Speaking during the second day of Homa Bay County’s International Investment Conference, Raila assured supporters of his commitment to push for economic transformation and maintained he would not abandon them.

He expressed optimism that he will win the AUC chairmanship and said he has traversed various countries to seek the support of African leaders. Some of the countries he had visited include Namibia and Uganda.

“I have gone to several African countries and sought their support. They have promised to support me, and I am confident that I will win,” said Raila.

Since Odinga expressed his interest in the AUC chairmanship, political jostling has gathered momentum within the opposition, even as some leaders downplay their growing ambitions to fill Raila’s shoes.

Yesterday, Wiper leader Kalonzo Musyoka, who had accompanied the ODM chief, said the opposition would remain intact, adding that their supporters should not worry about the future. “There is no vacuum in leadership when Raila leaves. I am available, and the Azimio coalition will put the government on the right track on governance,” said Kalonzo.

Of Azimio's top leadership, Narc Kenya leader Martha Karua was missing at a function attended by nearly all prominent Azimio top brass

Kalonzo, however, admitted that Raila’s quest for AU job has now tied his hands, and may not put the Kenya Kwanza administration to task because he needs its support.

“My brother Raila’s candidature for AUC is bipartisan, meaning it is for both Azimio and Kenya Kwanza coalitions. I, therefore, tell him to leave us with the responsibility of telling the government where it is going wrong,” said the Wiper leader.

Raila challenged the government to consider transferring some key government entities to counties to strengthen devolution. He argued that transferring the Kenya Rural Roads Authority (KRRA) and Kenya Urban Roads Authority (KURA) is integral in spurring growth in counties.

Governors Paul Otuoma (Busia), Simba Arati (Kisii), and former Kitui Governor Charity Ngilu called on Odinga to give direction on who will succeed him.

Otuoma acknowledged that Raila had groomed many politicians now mature politically both in the ODM party and Azimio coalition.

“Baba (Raila), you have held our hands, and we acknowledge your leadership, and we support your AUC bid. I hope you are going to tell us who is going to be our next leader to secure the leadership of this country,” Otuoma said.

Arati said Odinga’s move to the AUC should not leave any political vacuum in the Azimio coalition and ODM party.

“There is a time the eagle flies away and leaves the eaglets to practice how to fly. As Baba goes to AUC, we as his eaglets, will practice how to fly and show others how to fly. There shouldn’t be any political vacuum,” Arati said.

Ngilu said it is prudent for Raila to tell them about his successor to enable them start planning for the future leadership.

She argued that the early plans would enable them organise themselves well and put strategies for forming the next government.

“My question to Baba is, what are you planning for us? Please plan for us to enable us to move forward on acquiring the leadership of this country,” Ngilu said.

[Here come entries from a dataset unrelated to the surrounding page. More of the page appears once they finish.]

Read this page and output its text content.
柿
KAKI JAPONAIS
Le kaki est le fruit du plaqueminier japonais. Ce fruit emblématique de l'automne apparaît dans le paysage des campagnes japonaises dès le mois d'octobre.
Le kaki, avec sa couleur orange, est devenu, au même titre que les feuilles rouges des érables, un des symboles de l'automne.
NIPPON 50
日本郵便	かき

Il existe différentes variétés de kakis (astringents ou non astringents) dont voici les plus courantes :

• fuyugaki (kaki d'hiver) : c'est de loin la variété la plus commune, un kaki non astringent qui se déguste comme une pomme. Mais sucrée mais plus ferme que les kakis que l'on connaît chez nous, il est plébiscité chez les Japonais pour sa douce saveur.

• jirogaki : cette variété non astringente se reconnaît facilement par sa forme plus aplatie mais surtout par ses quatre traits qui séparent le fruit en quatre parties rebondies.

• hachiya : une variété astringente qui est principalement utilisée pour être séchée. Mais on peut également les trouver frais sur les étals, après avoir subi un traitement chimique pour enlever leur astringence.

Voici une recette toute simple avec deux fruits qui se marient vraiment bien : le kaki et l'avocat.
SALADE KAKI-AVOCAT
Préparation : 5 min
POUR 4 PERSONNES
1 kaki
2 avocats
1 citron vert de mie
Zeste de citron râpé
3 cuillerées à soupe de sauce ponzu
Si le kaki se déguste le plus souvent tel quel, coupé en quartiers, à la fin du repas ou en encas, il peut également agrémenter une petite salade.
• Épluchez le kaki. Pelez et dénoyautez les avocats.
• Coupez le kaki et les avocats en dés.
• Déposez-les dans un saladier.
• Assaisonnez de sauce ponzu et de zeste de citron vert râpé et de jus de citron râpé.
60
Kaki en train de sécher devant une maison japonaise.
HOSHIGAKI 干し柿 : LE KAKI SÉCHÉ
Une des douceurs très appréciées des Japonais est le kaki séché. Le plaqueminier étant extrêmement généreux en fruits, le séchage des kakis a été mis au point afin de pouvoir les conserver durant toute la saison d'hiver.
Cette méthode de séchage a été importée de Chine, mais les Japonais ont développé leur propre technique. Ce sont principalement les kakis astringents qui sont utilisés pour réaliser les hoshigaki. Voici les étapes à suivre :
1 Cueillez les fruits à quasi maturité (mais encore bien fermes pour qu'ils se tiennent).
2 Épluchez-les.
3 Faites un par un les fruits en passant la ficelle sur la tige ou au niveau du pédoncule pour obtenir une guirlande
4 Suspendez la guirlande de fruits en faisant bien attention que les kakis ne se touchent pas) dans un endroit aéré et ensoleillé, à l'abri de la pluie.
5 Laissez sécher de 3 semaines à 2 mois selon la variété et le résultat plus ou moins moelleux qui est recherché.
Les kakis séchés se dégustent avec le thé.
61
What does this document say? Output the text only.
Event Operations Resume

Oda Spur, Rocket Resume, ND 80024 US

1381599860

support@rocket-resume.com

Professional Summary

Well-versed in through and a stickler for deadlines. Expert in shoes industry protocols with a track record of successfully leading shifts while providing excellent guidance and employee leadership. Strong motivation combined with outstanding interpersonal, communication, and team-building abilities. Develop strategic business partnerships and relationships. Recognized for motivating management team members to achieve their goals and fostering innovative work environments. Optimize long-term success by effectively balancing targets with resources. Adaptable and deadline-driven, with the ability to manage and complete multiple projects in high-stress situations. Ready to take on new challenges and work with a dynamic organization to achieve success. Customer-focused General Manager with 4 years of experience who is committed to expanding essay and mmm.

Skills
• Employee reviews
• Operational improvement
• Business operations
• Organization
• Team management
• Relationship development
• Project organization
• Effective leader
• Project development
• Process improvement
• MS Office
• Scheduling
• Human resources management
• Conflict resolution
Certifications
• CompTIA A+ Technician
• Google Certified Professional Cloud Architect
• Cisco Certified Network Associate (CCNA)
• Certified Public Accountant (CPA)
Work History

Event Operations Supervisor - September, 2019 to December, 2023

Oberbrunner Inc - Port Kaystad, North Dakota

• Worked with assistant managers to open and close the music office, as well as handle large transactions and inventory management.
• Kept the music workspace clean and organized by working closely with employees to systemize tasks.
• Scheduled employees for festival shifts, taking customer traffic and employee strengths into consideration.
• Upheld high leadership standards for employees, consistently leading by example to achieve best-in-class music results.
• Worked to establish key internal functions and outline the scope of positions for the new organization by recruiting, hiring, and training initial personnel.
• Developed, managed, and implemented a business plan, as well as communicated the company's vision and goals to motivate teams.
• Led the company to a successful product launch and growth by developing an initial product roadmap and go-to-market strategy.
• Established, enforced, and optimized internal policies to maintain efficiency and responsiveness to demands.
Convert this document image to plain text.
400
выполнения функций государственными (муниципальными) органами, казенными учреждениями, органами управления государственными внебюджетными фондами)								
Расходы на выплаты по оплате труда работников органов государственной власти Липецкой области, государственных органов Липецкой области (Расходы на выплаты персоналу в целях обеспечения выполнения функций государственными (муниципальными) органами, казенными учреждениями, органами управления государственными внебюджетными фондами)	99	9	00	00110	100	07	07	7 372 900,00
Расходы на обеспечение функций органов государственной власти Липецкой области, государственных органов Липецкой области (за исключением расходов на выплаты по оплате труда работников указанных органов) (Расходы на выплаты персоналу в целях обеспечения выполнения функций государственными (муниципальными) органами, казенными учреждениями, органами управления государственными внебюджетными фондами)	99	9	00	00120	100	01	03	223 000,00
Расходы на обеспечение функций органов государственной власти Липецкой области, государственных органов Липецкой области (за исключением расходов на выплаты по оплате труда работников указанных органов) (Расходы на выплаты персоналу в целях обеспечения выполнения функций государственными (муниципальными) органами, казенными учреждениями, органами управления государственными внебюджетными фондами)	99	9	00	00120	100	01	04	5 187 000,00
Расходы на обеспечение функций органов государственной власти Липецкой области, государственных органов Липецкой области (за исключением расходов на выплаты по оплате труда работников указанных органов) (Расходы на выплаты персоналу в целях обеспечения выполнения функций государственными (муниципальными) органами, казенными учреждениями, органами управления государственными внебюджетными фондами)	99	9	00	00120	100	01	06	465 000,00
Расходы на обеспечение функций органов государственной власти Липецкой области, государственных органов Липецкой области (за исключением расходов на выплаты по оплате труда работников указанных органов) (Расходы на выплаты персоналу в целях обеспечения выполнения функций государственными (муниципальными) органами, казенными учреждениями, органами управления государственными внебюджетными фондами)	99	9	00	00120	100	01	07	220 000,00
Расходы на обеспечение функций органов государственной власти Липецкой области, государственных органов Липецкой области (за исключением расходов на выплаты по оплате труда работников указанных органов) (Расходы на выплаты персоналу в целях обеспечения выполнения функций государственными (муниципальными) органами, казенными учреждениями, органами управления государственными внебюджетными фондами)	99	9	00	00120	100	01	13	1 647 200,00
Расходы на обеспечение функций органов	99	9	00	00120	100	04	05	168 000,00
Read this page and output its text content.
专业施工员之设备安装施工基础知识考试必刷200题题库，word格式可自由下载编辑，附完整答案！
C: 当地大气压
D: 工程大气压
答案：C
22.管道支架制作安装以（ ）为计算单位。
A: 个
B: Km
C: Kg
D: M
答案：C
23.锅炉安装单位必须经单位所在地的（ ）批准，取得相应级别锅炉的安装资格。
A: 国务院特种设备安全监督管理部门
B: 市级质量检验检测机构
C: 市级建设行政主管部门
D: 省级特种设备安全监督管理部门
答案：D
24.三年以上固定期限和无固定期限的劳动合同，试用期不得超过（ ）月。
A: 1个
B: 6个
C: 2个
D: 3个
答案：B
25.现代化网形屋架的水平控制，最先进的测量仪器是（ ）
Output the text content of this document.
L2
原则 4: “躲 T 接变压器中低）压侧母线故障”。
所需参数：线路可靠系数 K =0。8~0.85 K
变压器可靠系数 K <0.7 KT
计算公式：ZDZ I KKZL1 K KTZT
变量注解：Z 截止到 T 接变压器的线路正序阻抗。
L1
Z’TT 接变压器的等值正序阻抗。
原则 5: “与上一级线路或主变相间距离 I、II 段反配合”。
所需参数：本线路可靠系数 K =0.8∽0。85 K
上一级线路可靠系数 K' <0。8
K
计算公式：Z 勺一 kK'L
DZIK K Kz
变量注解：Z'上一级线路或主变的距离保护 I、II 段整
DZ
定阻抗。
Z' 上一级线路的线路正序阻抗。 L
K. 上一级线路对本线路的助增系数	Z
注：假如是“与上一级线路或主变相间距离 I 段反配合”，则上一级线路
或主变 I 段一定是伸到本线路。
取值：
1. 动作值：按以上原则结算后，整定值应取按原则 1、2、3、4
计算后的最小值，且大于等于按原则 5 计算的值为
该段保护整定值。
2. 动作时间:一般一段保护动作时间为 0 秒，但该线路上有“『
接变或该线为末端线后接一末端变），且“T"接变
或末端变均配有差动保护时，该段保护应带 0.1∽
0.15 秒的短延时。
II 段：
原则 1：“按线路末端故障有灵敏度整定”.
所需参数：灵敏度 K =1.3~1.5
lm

But when Raila went to the podium, he said he would not quit Kenyan politics and instead rallied leaders to support devolution and initiatives to transform the economy.

He challenged the national government to allow investors to deal directly with the county governments to enhance the implementation of development projects in the devolved units.

He argued that some national government officials were dissuading investors from direct engagements with county governments.

“I urge the national government officials to portray county governments as competent entities for investment. National government officials should not create any barrier between investors and counties,” he said.

Raila challenged counties to consider laws that are friendly to investments, adding that the removal of trade barriers and excessive taxes will help counties prosper.

Homa Bay Governor Gladys Wanga and her Siaya counterpart James Orengo said Raila will still play Kenyan politics if he becomes the next AUC chairman.

“The distance between Addis Ababa and Kenya is short. Raila will still be around, and there is nothing that can bar him from Kenyan politics as usual,” Wanga said.